When you buy a home in Pennsylvania or elsewhere, you will also have access to a certain amount of land that surrounds it. Generally speaking, you can do whatever you want with trees, a shed or anything else that sits on that land. However, it may be necessary to move or demolish items that extend onto your neighbor’s property. Therefore, it’s important to know where your property line ends and how to resolve any disputes that may arise.
Start with a conversation
Perhaps the easiest way to resolve a boundary dispute is to have a civil conversation with your neighbor about the issue. This may be especially true if nothing has been built or planted that encroaches on either person’s property. In that case, you can work with your fellow homeowner to come to a consensus as to where an object might go before any time or energy is expended. If something does exist on or near a boundary, it may be possible to work out an agreement without the need to escalate the conflict.
Look at the pictures
The local government office may have pictures or other documents that establish how property lines are drawn. If necessary, you can hire someone to survey your property to determine where your lot starts and the next begins.

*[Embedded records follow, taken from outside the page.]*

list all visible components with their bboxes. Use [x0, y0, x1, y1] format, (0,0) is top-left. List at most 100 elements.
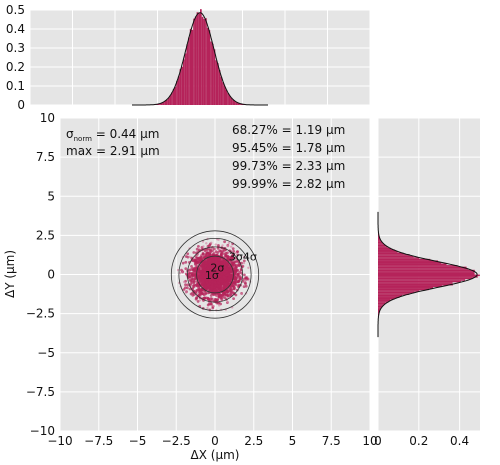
- scatter-point: [201, 266, 205, 270]
- scatter-point: [198, 299, 202, 302]
- top-histogram-panel: 0 0.1 0.2 0.3 0.4 0.5: [6, 3, 371, 112]
- scatter-point: [182, 288, 186, 291]
- main-y-tick-label: 2.5: [36, 228, 55, 242]
- top-histogram-bar: [179, 69, 182, 105]
- scatter-point: [215, 264, 219, 267]
- scatter-point: [208, 287, 211, 290]
- sigma-label-2: 2σ: [210, 261, 224, 274]
- scatter-point: [242, 261, 246, 265]
- scatter-point: [226, 280, 229, 284]
- scatter-point: [243, 273, 246, 277]
- top-y-tick-label: 0: [17, 98, 25, 112]
- scatter-point: [217, 258, 221, 262]
- scatter-point: [220, 260, 224, 264]
- top-histogram-bar: [215, 60, 217, 105]
- scatter-point: [206, 269, 210, 273]
- scatter-point: [202, 272, 206, 275]
- scatter-point: [226, 273, 230, 277]
- scatter-point: [213, 266, 217, 270]
- scatter-point: [218, 268, 222, 272]
- scatter-point: [228, 268, 231, 272]
- main-x-tick-label: 7.5: [322, 434, 341, 448]
- right-histogram-bar: [378, 282, 453, 284]
- scatter-point: [196, 269, 200, 273]
- scatter-point: [212, 289, 216, 293]
- right-histogram-bar: [378, 244, 386, 247]
- scatter-point: [223, 240, 227, 244]
- scatter-point: [242, 259, 246, 263]
- scatter-point: [210, 241, 213, 244]
- top-histogram-bar: [232, 99, 234, 105]
- right-x-tick-label: 0.4: [450, 434, 469, 448]
- right-x-tick-label: 0: [374, 434, 382, 448]
- top-gaussian-fit-curve: [132, 12, 268, 106]
- right-histogram-bar: [378, 261, 442, 264]
- scatter-point: [190, 265, 193, 268]
- right-histogram-bar: [378, 276, 478, 278]
- scatter-point: [204, 264, 208, 268]
- scatter-point: [231, 284, 235, 288]
- scatter-point: [216, 268, 220, 272]
- top-histogram-bar: [210, 41, 212, 105]
- top-histogram-bar: [211, 43, 214, 105]
- scatter-point: [227, 241, 231, 245]
- scatter-point: [236, 280, 240, 284]
- scatter-point: [219, 249, 223, 253]
- sigma-norm-annotation: σnorm = 0.44 μm: [66, 127, 159, 143]
- scatter-point: [234, 270, 237, 274]
- scatter-point: [234, 251, 237, 255]
- scatter-point: [199, 272, 203, 276]
- top-histogram-bar: [203, 18, 206, 106]
- scatter-point: [233, 267, 237, 271]
- scatter-point: [213, 247, 216, 251]
- scatter-point: [229, 289, 232, 292]
- scatter-point: [224, 254, 227, 258]
- right-histogram-bar: [378, 246, 388, 248]
- right-histogram-bar: [378, 254, 410, 256]
- main-x-tick-label: −7.5: [84, 434, 113, 448]
- scatter-point: [218, 304, 221, 307]
- top-histogram-bar: [235, 101, 238, 105]
- scatter-point: [226, 294, 230, 298]
- right-histogram-bar: [378, 240, 382, 242]
- scatter-point: [201, 252, 205, 256]
- scatter-point: [236, 253, 240, 257]
- scatter-point: [221, 249, 225, 253]
- top-histogram-bar: [217, 63, 219, 105]
- sigma-circle-4: [170, 230, 260, 319]
- scatter-point: [227, 277, 231, 280]
- top-histogram-bar: [227, 93, 229, 105]
- top-histogram-bar: [184, 53, 187, 105]
- right-histogram-bar: [378, 288, 430, 291]
- max-annotation: max = 2.91 μm: [66, 144, 160, 158]
- right-histogram-bar: [378, 271, 475, 273]
- scatter-point: [242, 285, 246, 288]
- scatter-point: [226, 283, 230, 287]
- top-histogram-bar: [200, 9, 202, 105]
- main-x-tick-label: −2.5: [162, 434, 191, 448]
- scatter-point: [231, 255, 234, 259]
- right-histogram-bar: [378, 260, 439, 262]
- scatter-point: [235, 259, 239, 263]
- scatter-point: [219, 293, 223, 297]
- right-histogram-bar: [378, 279, 466, 281]
- right-x-tick-label: 0.2: [409, 434, 428, 448]
- sigma-circle-2: [187, 246, 243, 303]
- scatter-point: [194, 255, 198, 259]
- scatter-point: [181, 270, 184, 274]
- scatter-point: [184, 291, 188, 294]
- right-histogram-bar: [378, 236, 380, 239]
- right-histogram-bar: [378, 263, 447, 266]
- scatter-point: [199, 276, 203, 279]
- scatter-point: [206, 306, 209, 310]
- top-histogram-bar: [169, 95, 172, 105]
- scatter-point: [224, 251, 228, 255]
- scatter-point: [216, 298, 220, 302]
- top-histogram-bar: [196, 12, 199, 106]
- right-histogram-bar: [378, 243, 385, 245]
- scatter-point: [191, 274, 195, 278]
- scatter-point: [203, 269, 207, 272]
- scatter-point: [226, 245, 230, 248]
- scatter-point: [218, 279, 222, 283]
- scatter-point: [232, 297, 236, 300]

What to do if you’ve encroached
If you have encroached on your neighbor’s property, you can offer to purchase that extra land in an effort to settle your real estate law case outside of court. You can also agree to move a shrub, shed or another item that isn’t completely on your land. It may also be possible to come to an agreement that allows the item to stay until you sell or transfer ownership of the land.
A boundary dispute may strain relationships with people you likely see on a daily basis. Therefore, resolving the problem in a timely and amicable manner may help to prevent what may be a simple issue to resolve from escalating into a costly and adversarial matter.